A few weeks ago they paid me Bs 200 for clearing a large field. I think that I and my generation, even more if we have invested time in study, we deserve better. The more I got paid, I received Bs 1,400 per month, without social security. That was two years ago.

Raquel Balcázar (29)

I find it hard to get a job. I have a degree in social communication, but I have specialization in audiovisual and political analysis. What I do are documentaries, but in the form of consulting, without social security.

Now I’m unemployed. My husband is who has a fixed job, but they pay little, even more so if considered to have to pay a rental since we moved from Santa Cruz to La Paz.

A time I worked as a journalist on a TV channel. It was in a place where you work more than 10 hours for $ 200 or $ 300 a month. It is not fair. I do not want to live to work, I want to work for a living. So I have to find.

Juan Pablo Arancibia (26)

I’ve done everything. I am technician for computer maintenance. I could not finish my studies. I was unemployed and I can not give that luxury because I have a family.

Nobody wanted to hire me and for me having a job is to have to feed my family. I feel that I have thrown time, money and effort away by studying, if in the end nobody seems to care if you have means to earn your bread decently.

“You do not have the technical-appearance”, they told me. That is why I am bricklayer, because the doors were closed to me. They pay me Bs 130 a day for my labor force.

Rubén Mercado (29)

I get little works in Radio Betania. I am a Communicator graduated in 2010 and since then I have not had a formal employment or steady salary. I do everything.

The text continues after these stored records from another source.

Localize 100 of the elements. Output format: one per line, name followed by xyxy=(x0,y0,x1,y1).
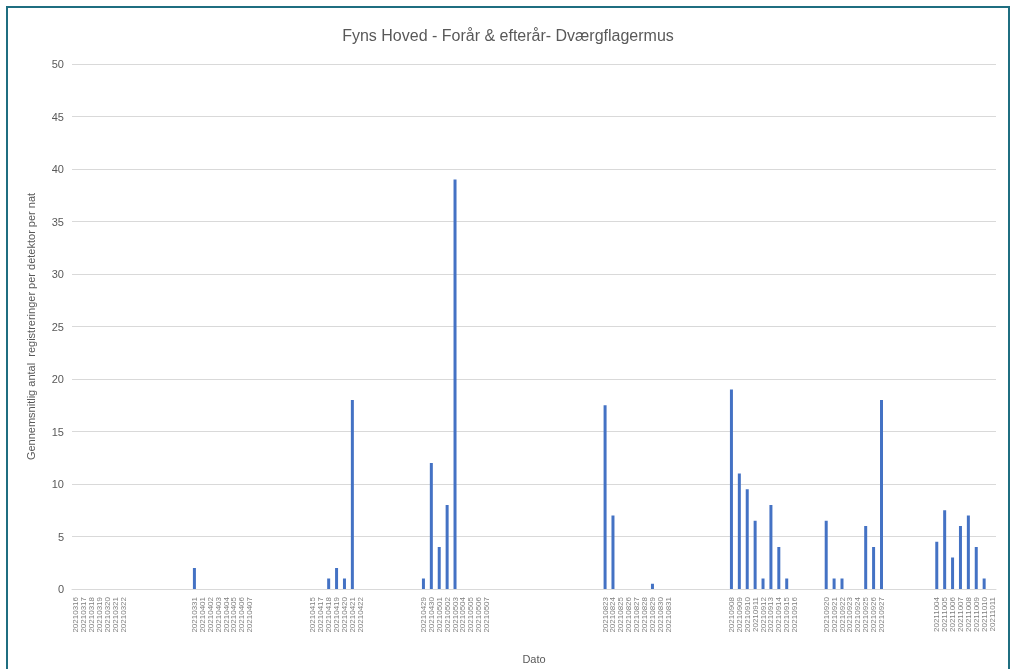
x-tick-label: 20210916 xyxy=(790,596,800,633)
x-tick-label: 20211004 xyxy=(932,596,942,632)
x-tick-label: 20210407 xyxy=(245,596,255,633)
bar xyxy=(350,400,354,589)
bar xyxy=(753,520,757,589)
x-tick-label: 20210926 xyxy=(869,596,879,633)
x-tick-label: 20210318 xyxy=(87,596,97,633)
x-tick-label: 20210828 xyxy=(640,596,650,633)
y-tick-label: 5 xyxy=(57,530,64,543)
x-tick-label: 20210402 xyxy=(205,596,215,633)
bar xyxy=(327,578,331,589)
bar xyxy=(840,578,844,589)
bar xyxy=(335,568,339,589)
x-tick-label: 20210321 xyxy=(110,596,120,633)
x-tick-label: 20210322 xyxy=(118,596,128,633)
bar xyxy=(445,505,449,589)
x-tick-label: 20210829 xyxy=(647,596,657,633)
y-tick-label: 20 xyxy=(51,373,64,385)
x-tick-label: 20210404 xyxy=(221,596,231,633)
bar xyxy=(958,526,962,589)
x-tick-label: 20210908 xyxy=(726,596,736,633)
x-tick-label: 20210927 xyxy=(876,596,886,633)
y-tick-label: 10 xyxy=(51,478,64,490)
x-tick-label: 20210430 xyxy=(426,596,436,633)
bar xyxy=(192,568,196,589)
bar xyxy=(951,557,955,589)
x-tick-label: 20210405 xyxy=(229,596,239,633)
x-tick-label: 20210914 xyxy=(774,596,784,633)
bar xyxy=(453,179,457,589)
x-tick-label: 20210825 xyxy=(616,596,626,633)
x-tick-label: 20210501 xyxy=(434,596,444,633)
bar xyxy=(982,578,986,589)
bar xyxy=(729,389,733,589)
x-tick-label: 20210317 xyxy=(79,596,89,633)
x-tick-label: 20210419 xyxy=(332,596,342,633)
x-tick-label: 20211011 xyxy=(987,596,997,632)
bar xyxy=(737,473,741,589)
x-tick-label: 20210826 xyxy=(624,596,634,633)
x-tick-label: 20210920 xyxy=(821,596,831,633)
bar xyxy=(761,578,765,589)
x-tick-label: 20210418 xyxy=(324,596,334,633)
y-tick-label: 30 xyxy=(51,268,64,280)
x-tick-label: 20210923 xyxy=(845,596,855,633)
x-tick-label: 20210921 xyxy=(829,596,839,633)
x-tick-label: 20210319 xyxy=(95,596,105,633)
bar xyxy=(864,526,868,589)
x-tick-label: 20210316 xyxy=(71,596,81,633)
y-tick-label: 35 xyxy=(51,215,64,228)
y-tick-label: 0 xyxy=(57,583,64,595)
x-tick-label: 20210420 xyxy=(339,596,349,633)
bar xyxy=(974,547,978,589)
bar xyxy=(745,489,749,589)
x-tick-label: 20210912 xyxy=(758,596,768,633)
bar xyxy=(611,515,615,589)
x-tick-label: 20210827 xyxy=(632,596,642,633)
bar xyxy=(650,583,654,589)
x-tick-label: 20210504 xyxy=(458,596,468,633)
x-tick-label: 20210502 xyxy=(442,596,452,633)
x-tick-label: 20211010 xyxy=(979,596,989,632)
bar xyxy=(769,505,773,589)
bar xyxy=(943,510,947,589)
bar xyxy=(935,541,939,589)
bar xyxy=(342,578,346,589)
x-tick-label: 20210823 xyxy=(600,596,610,633)
bar xyxy=(966,515,970,589)
x-tick-label: 20210909 xyxy=(734,596,744,633)
y-axis-title: Gennemsnitlig antal registreringer per detektor per nat xyxy=(24,192,37,461)
x-tick-label: 20210403 xyxy=(213,596,223,633)
x-tick-label: 20210831 xyxy=(663,596,673,633)
chart-title: Fyns Hoved - Forår & efterår- Dværgflagermus xyxy=(342,26,674,44)
x-tick-label: 20210429 xyxy=(418,596,428,633)
x-tick-label: 20210422 xyxy=(355,596,365,633)
x-tick-label: 20210922 xyxy=(837,596,847,633)
x-tick-label: 20210507 xyxy=(482,596,492,633)
x-tick-label: 20211006 xyxy=(948,596,958,632)
bar xyxy=(437,547,441,589)
x-tick-label: 20210924 xyxy=(853,596,863,633)
y-tick-label: 40 xyxy=(51,163,64,175)
bar xyxy=(777,547,781,589)
x-tick-label: 20210505 xyxy=(466,596,476,633)
bar xyxy=(832,578,836,589)
x-axis-title: Dato xyxy=(522,652,546,665)
y-tick-label: 15 xyxy=(51,425,64,438)
y-tick-label: 25 xyxy=(51,320,64,333)
x-tick-label: 20210830 xyxy=(655,596,665,633)
x-tick-label: 20210503 xyxy=(450,596,460,633)
x-tick-label: 20211008 xyxy=(963,596,973,632)
x-tick-label: 20210506 xyxy=(474,596,484,633)
bar xyxy=(429,463,433,589)
x-tick-label: 20210915 xyxy=(782,596,792,633)
bar xyxy=(872,547,876,589)
x-tick-label: 20210415 xyxy=(308,596,318,633)
x-tick-label: 20210925 xyxy=(861,596,871,633)
y-tick-label: 45 xyxy=(51,110,64,123)
x-tick-label: 20210911 xyxy=(750,596,760,632)
x-tick-label: 20210401 xyxy=(197,596,207,633)
x-tick-label: 20210913 xyxy=(766,596,776,633)
bar xyxy=(879,400,883,589)
bar xyxy=(824,520,828,589)
bar xyxy=(421,578,425,589)
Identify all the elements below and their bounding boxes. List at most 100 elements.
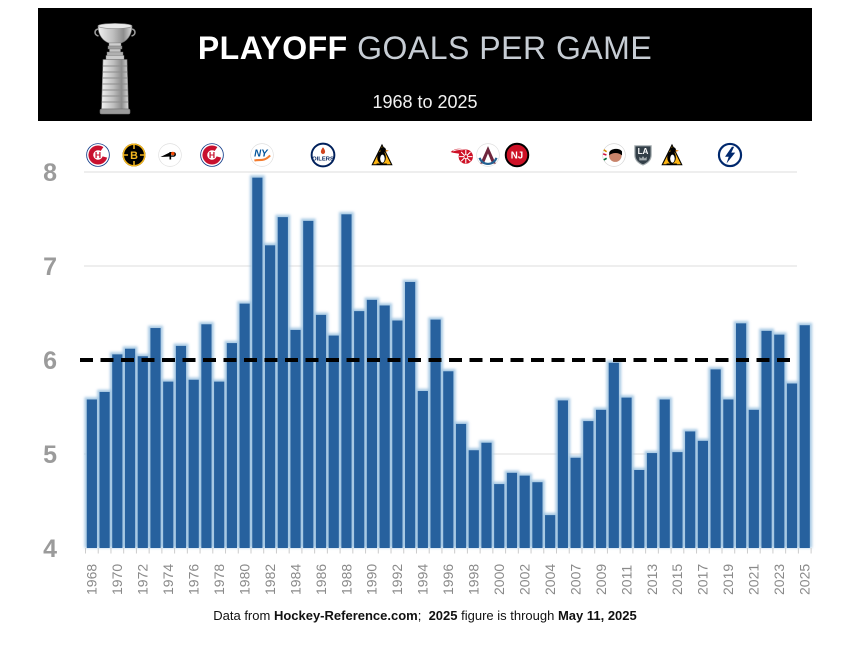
- logo-blackhawks-icon: [601, 142, 627, 168]
- logo-lightning-icon: [717, 142, 743, 168]
- bar-2024: [786, 383, 798, 548]
- bar-1990: [366, 299, 378, 548]
- bar-2018: [710, 369, 721, 548]
- bar-2023: [774, 334, 785, 548]
- x-label-1980: 1980: [236, 564, 252, 595]
- bar-1982: [264, 245, 276, 548]
- bar-2022: [761, 330, 772, 548]
- logo-devils-icon: NJ: [504, 142, 530, 168]
- x-label-1968: 1968: [84, 564, 100, 595]
- bar-2017: [697, 440, 709, 548]
- bar-2007: [570, 457, 581, 548]
- bar-1993: [405, 281, 416, 548]
- x-label-1970: 1970: [109, 564, 125, 595]
- footer-prefix: Data from: [213, 608, 274, 623]
- bar-1991: [379, 305, 390, 548]
- x-label-1986: 1986: [313, 564, 329, 595]
- x-label-2019: 2019: [720, 564, 736, 595]
- x-label-2004: 2004: [542, 564, 558, 595]
- x-label-1978: 1978: [211, 564, 227, 595]
- bar-1994: [417, 391, 428, 548]
- title-playoff: PLAYOFF: [197, 30, 348, 66]
- bar-1976: [188, 379, 199, 548]
- bar-1968: [86, 399, 97, 548]
- x-label-2023: 2023: [771, 564, 787, 595]
- svg-text:OILERS: OILERS: [312, 157, 334, 163]
- bar-2019: [723, 399, 734, 548]
- page-title: PLAYOFF GOALS PER GAME: [38, 30, 812, 67]
- logo-flyers-icon: P: [157, 142, 183, 168]
- y-label-5: 5: [43, 441, 57, 469]
- footer-date: May 11, 2025: [557, 608, 637, 623]
- svg-text:B: B: [130, 150, 138, 162]
- bar-2008: [583, 421, 594, 548]
- logo-penguins-icon: [659, 142, 685, 168]
- bar-1989: [354, 311, 365, 548]
- x-label-2002: 2002: [516, 564, 532, 595]
- bar-2012: [634, 469, 645, 548]
- bar-1986: [315, 314, 327, 548]
- x-label-2025: 2025: [797, 564, 813, 595]
- bar-1974: [163, 381, 174, 548]
- x-axis-labels: 1968 1970 1972 1974 1976 1978 1980 1982 1984 1986…: [84, 564, 813, 595]
- bar-1972: [137, 356, 148, 548]
- bar-1975: [175, 345, 187, 548]
- x-label-1974: 1974: [160, 564, 176, 595]
- bar-1980: [239, 303, 250, 548]
- bar-1969: [99, 391, 110, 548]
- logo-oilers-icon: OILERS: [310, 142, 336, 168]
- title-goals-per-game: GOALS PER GAME: [347, 30, 653, 66]
- page-subtitle: 1968 to 2025: [372, 92, 478, 112]
- bar-2020: [735, 323, 747, 548]
- bar-2004: [545, 515, 556, 548]
- header-banner: PLAYOFF GOALS PER GAME 1968 to 2025: [38, 8, 812, 121]
- bar-1985: [303, 220, 314, 548]
- bar-1995: [430, 319, 441, 548]
- x-label-1990: 1990: [364, 564, 380, 595]
- footer-middle: figure is through: [457, 608, 558, 623]
- bar-1979: [226, 343, 237, 548]
- bar-1978: [214, 381, 225, 548]
- bar-2025: [799, 325, 810, 548]
- bar-1997: [455, 423, 467, 548]
- x-label-2007: 2007: [567, 564, 583, 595]
- x-label-1994: 1994: [415, 564, 431, 595]
- x-label-1982: 1982: [262, 564, 278, 595]
- bar-1983: [277, 217, 288, 548]
- svg-text:P: P: [169, 151, 177, 163]
- x-label-2021: 2021: [746, 564, 762, 595]
- y-label-6: 6: [43, 347, 57, 375]
- bars: [86, 177, 810, 549]
- footer-note: Data from Hockey-Reference.com; 2025 fig…: [0, 608, 850, 623]
- bar-1996: [443, 371, 454, 548]
- bar-2021: [748, 409, 759, 548]
- logo-islanders-icon: NY: [249, 142, 275, 168]
- x-label-2013: 2013: [644, 564, 660, 595]
- x-label-1998: 1998: [466, 564, 482, 595]
- x-label-2009: 2009: [593, 564, 609, 595]
- y-label-4: 4: [43, 535, 57, 563]
- svg-text:H: H: [95, 150, 101, 160]
- bar-2003: [532, 482, 543, 548]
- bar-1988: [341, 214, 352, 549]
- bar-1992: [392, 320, 403, 548]
- x-label-2011: 2011: [618, 565, 634, 595]
- x-label-2017: 2017: [695, 564, 711, 595]
- bar-1998: [468, 450, 479, 548]
- bar-2016: [685, 431, 696, 548]
- logo-redwings-icon: [449, 142, 475, 168]
- x-axis-ticks: [85, 548, 812, 554]
- stanley-cup-trophy-icon: [93, 21, 137, 117]
- logo-penguins-icon: [369, 142, 395, 168]
- svg-text:LA: LA: [638, 147, 649, 156]
- bar-2000: [494, 484, 505, 548]
- bar-2015: [672, 452, 683, 548]
- bar-2009: [595, 409, 607, 548]
- logo-canadiens-icon: H: [199, 142, 225, 168]
- goals-per-game-bar-chart: 1968 1970 1972 1974 1976 1978 1980 1982 1984 1986…: [43, 159, 813, 595]
- x-label-1976: 1976: [186, 564, 202, 595]
- bar-1971: [124, 348, 136, 548]
- bar-2011: [621, 397, 632, 548]
- logo-bruins-icon: B: [121, 142, 147, 168]
- bar-2010: [608, 362, 619, 548]
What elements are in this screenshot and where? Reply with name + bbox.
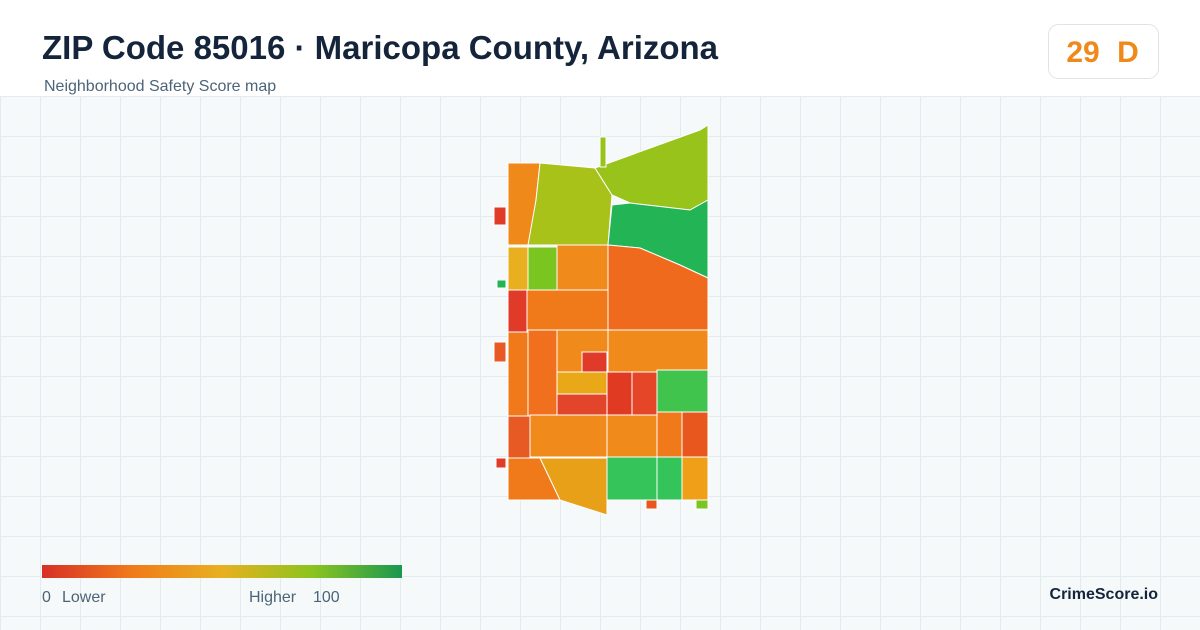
score-value: 29: [1066, 36, 1099, 69]
header-bg: [0, 0, 1200, 96]
score-box: [1048, 24, 1159, 79]
map: [493, 124, 709, 516]
grid: [0, 96, 1200, 630]
legend-min-label: Lower: [62, 589, 106, 606]
legend-max-label: Higher: [249, 589, 297, 606]
score-grade: D: [1117, 36, 1139, 69]
legend-gradient: [42, 565, 402, 578]
legend-max: 100: [313, 589, 340, 606]
brand: CrimeScore.io: [1050, 586, 1159, 603]
title: ZIP Code 85016 · Maricopa County, Arizon…: [42, 29, 719, 66]
legend-min: 0: [42, 589, 51, 606]
subtitle: Neighborhood Safety Score map: [44, 78, 276, 95]
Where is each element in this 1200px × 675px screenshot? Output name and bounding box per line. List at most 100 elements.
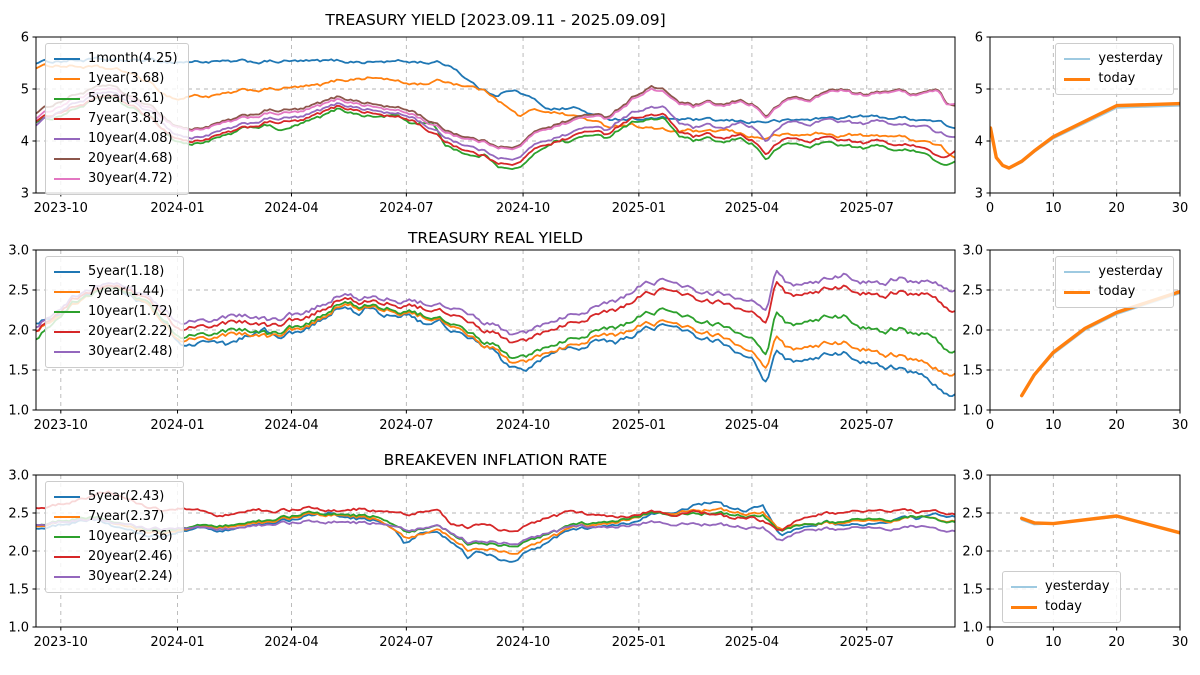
svg-text:1.0: 1.0 <box>962 404 983 419</box>
legend-item: today <box>1064 69 1163 89</box>
legend-label: 30year(4.72) <box>88 171 173 186</box>
legend-label: 5year(2.43) <box>88 489 165 504</box>
legend-label: 10year(2.36) <box>88 529 173 544</box>
svg-text:3.0: 3.0 <box>8 244 29 259</box>
svg-text:2024-10: 2024-10 <box>496 635 550 650</box>
legend-label: yesterday <box>1045 579 1110 594</box>
svg-text:2024-04: 2024-04 <box>264 635 318 650</box>
svg-text:1.0: 1.0 <box>8 404 29 419</box>
chart-canvas-treasury-real-yield-curve: 1.0 1.5 2.0 2.5 3.0 0 10 20 30 <box>962 244 1189 434</box>
svg-text:30: 30 <box>1172 418 1189 433</box>
legend-item: today <box>1064 282 1163 302</box>
svg-text:3.0: 3.0 <box>8 469 29 484</box>
svg-text:6: 6 <box>975 31 983 46</box>
svg-text:1.5: 1.5 <box>8 583 29 598</box>
legend-line-swatch <box>54 351 80 353</box>
svg-text:10: 10 <box>1045 635 1062 650</box>
svg-text:1.5: 1.5 <box>962 364 983 379</box>
svg-text:2023-10: 2023-10 <box>34 418 88 433</box>
svg-text:2025-04: 2025-04 <box>725 635 779 650</box>
legend-label: today <box>1098 71 1136 86</box>
legend-item: 20year(2.22) <box>54 322 173 342</box>
legend-label: today <box>1045 599 1082 614</box>
legend-treasury-yield-main: 1month(4.25) 1year(3.68) 5year(3.61) 7year(… <box>45 43 189 195</box>
svg-text:2024-10: 2024-10 <box>496 418 550 433</box>
svg-text:30: 30 <box>1172 635 1189 650</box>
legend-item: 1year(3.68) <box>54 69 178 89</box>
legend-label: 20year(4.68) <box>88 151 173 166</box>
legend-item: 30year(2.48) <box>54 342 173 362</box>
svg-text:2024-01: 2024-01 <box>150 201 204 216</box>
legend-line-swatch <box>54 311 80 313</box>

I am a Communicator specializing in radio and street reportage. I came out of a private University, but that is no guarantee.

Sometimes I do radio spots and jingles on the radio, they pay me Bs 140 for each work. In the afternoons, at times I helped in an used cars vending.

I’m desperate! Hopefully I do something more than Bs1,000 per month. I want to go to the U.S. to try my luck. Let’s see what happens.

The ‘U’ must cease to train wage-earners – Carlos Soria / sociologist

The labour market of professionals is always limited, it does not grow in function of the job offer. This is because the market has its own logic, which does not respond to the variable ‘trained professionals’.

All the blame of the problem must not go to the institutions, in this case to the universities, for lack of vocational guidance. But what can be distinguished is that universities already must stop training for civil servants [any type of wage-earners] but reorient its contents to the formation of entrepreneurs.

The second issue is that the University should begin to train professionals with practical skills, so that upon graduation, graduates are more likely to get a job and not be discarded for lack of experience.

While things remain as they are, professionals and all workers always will be at the expense of employers. Because of that, we should reverse this phenomenon by encouraging entrepreneurship in the classroom.

http://www.eldeber.com.bo/nota.php?id=120429220654

Demoralizing reality which adds fuel to future social conflicts, threatening peaceful coexistence. I can only say to those out there looking for a job, try to be innovative, bring ideas to the workplace, do not despair, you are not alone and it is not your fault. Keep going forward, we deserve better.